Garbage from Greenspan
Without a shred of evidence or theoretical justification, Greenspan said this today on Capitol Hill:
“Addressing the government’s own imbalances will require scrutiny of both spending and taxes. However, tax increases of sufficient dimension to deal with our looming fiscal problems arguably pose significant risks to economic growth and the revenue base. The exact magnitude of such risks is very difficult to estimate, but, in my judgment, they are sufficiently worrisome to warrant aiming, if at all possible, to close the fiscal gap primarily, if not wholly, from the outlay side.”
This is utter garbage. And there are at least two major reasons why this is garbage.
1. Tax increases large enough to eliminate the country’s fiscal imbalances would be on the order of magnitude of the 1993 tax increase. Recall the terrible times that the US economy went through from 1994-2000 as it struggled to recover from that tax increase.

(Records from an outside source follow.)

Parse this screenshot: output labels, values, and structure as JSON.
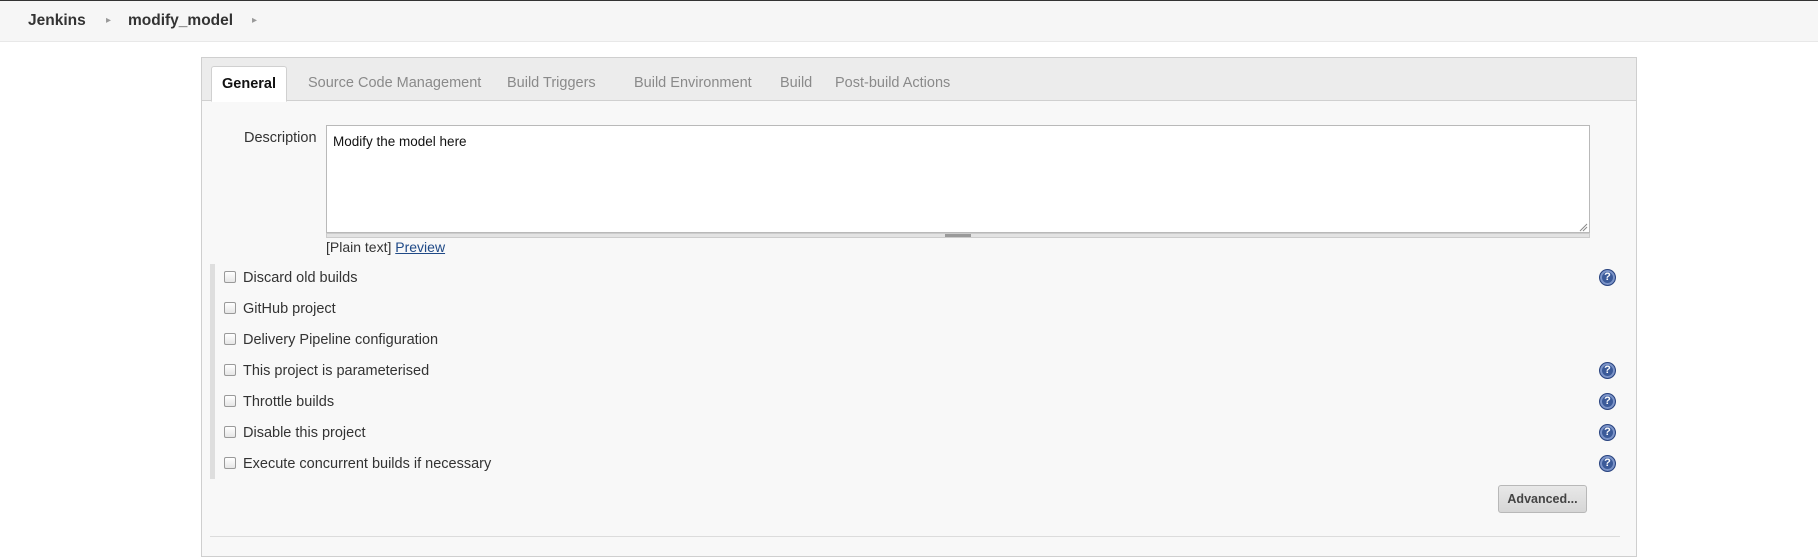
{
  "breadcrumb": {
    "items": [
      "Jenkins",
      "modify_model"
    ],
    "separator": "▸"
  },
  "tabs": [
    {
      "label": "General",
      "active": true
    },
    {
      "label": "Source Code Management",
      "active": false
    },
    {
      "label": "Build Triggers",
      "active": false
    },
    {
      "label": "Build Environment",
      "active": false
    },
    {
      "label": "Build",
      "active": false
    },
    {
      "label": "Post-build Actions",
      "active": false
    }
  ],
  "description": {
    "label": "Description",
    "value": "Modify the model here",
    "format_text": "[Plain text]",
    "preview_link": "Preview"
  },
  "options": [
    {
      "label": "Discard old builds",
      "checked": false,
      "help": true
    },
    {
      "label": "GitHub project",
      "checked": false,
      "help": false
    },
    {
      "label": "Delivery Pipeline configuration",
      "checked": false,
      "help": false
    },
    {
      "label": "This project is parameterised",
      "checked": false,
      "help": true
    },
    {
      "label": "Throttle builds",
      "checked": false,
      "help": true
    },
    {
      "label": "Disable this project",
      "checked": false,
      "help": true
    },
    {
      "label": "Execute concurrent builds if necessary",
      "checked": false,
      "help": true
    }
  ],
  "help_glyph": "?",
  "advanced_button": "Advanced...",
  "colors": {
    "accent": "#3b5a99",
    "link": "#204a87",
    "panel_bg": "#f8f8f8"
  }
}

The truth is that there is no theory or evidence that shows that a medium-sized tax increase would “pose significant risks to economic growth.” Such a belief is “arguable” in the same way that it is “arguable” that a hidden civilization of mermaids lives underwater off the coast of Miami.

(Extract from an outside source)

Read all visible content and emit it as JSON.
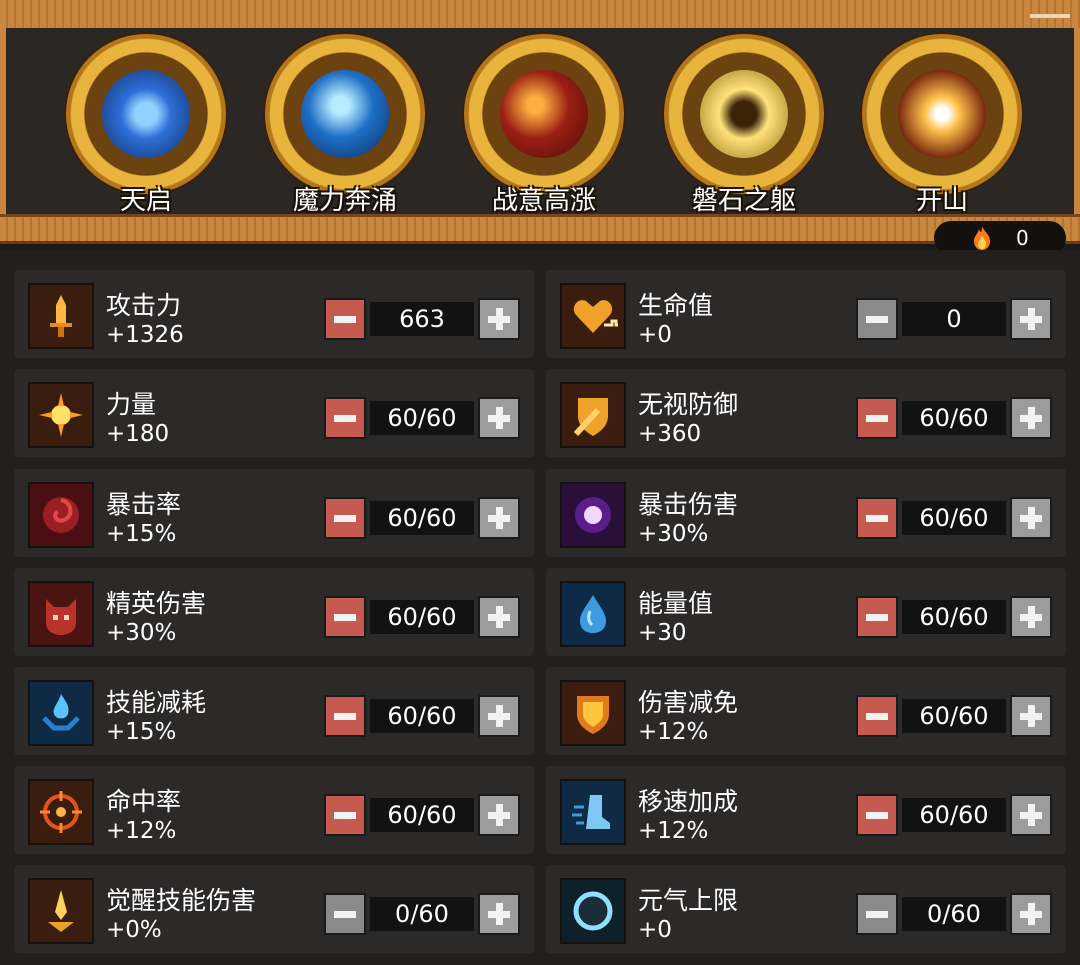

2. Given that non-defense discretionary spending is only about 15% of all federal spending, closing the fiscal imbalances through spending cuts is only possible by reducing defense spending, Social Security benefits, or Medicare/Medicaid benefits. Since Greenspan is well aware of the political unwillingness to cut defense spending right now, this means that he is advocating balancing the budget by cutting the most important elements of this country’s social safety net. Is there any economic theory or evidence that suggests that a country does better without a social safety net? No. In fact, there is a sizeable body of theory and evidence that suggests that economic performance is better when there is a social safety net present.
Once again, Greenspan is using his position of authority to pass off his own personal preferences as economic wisdom.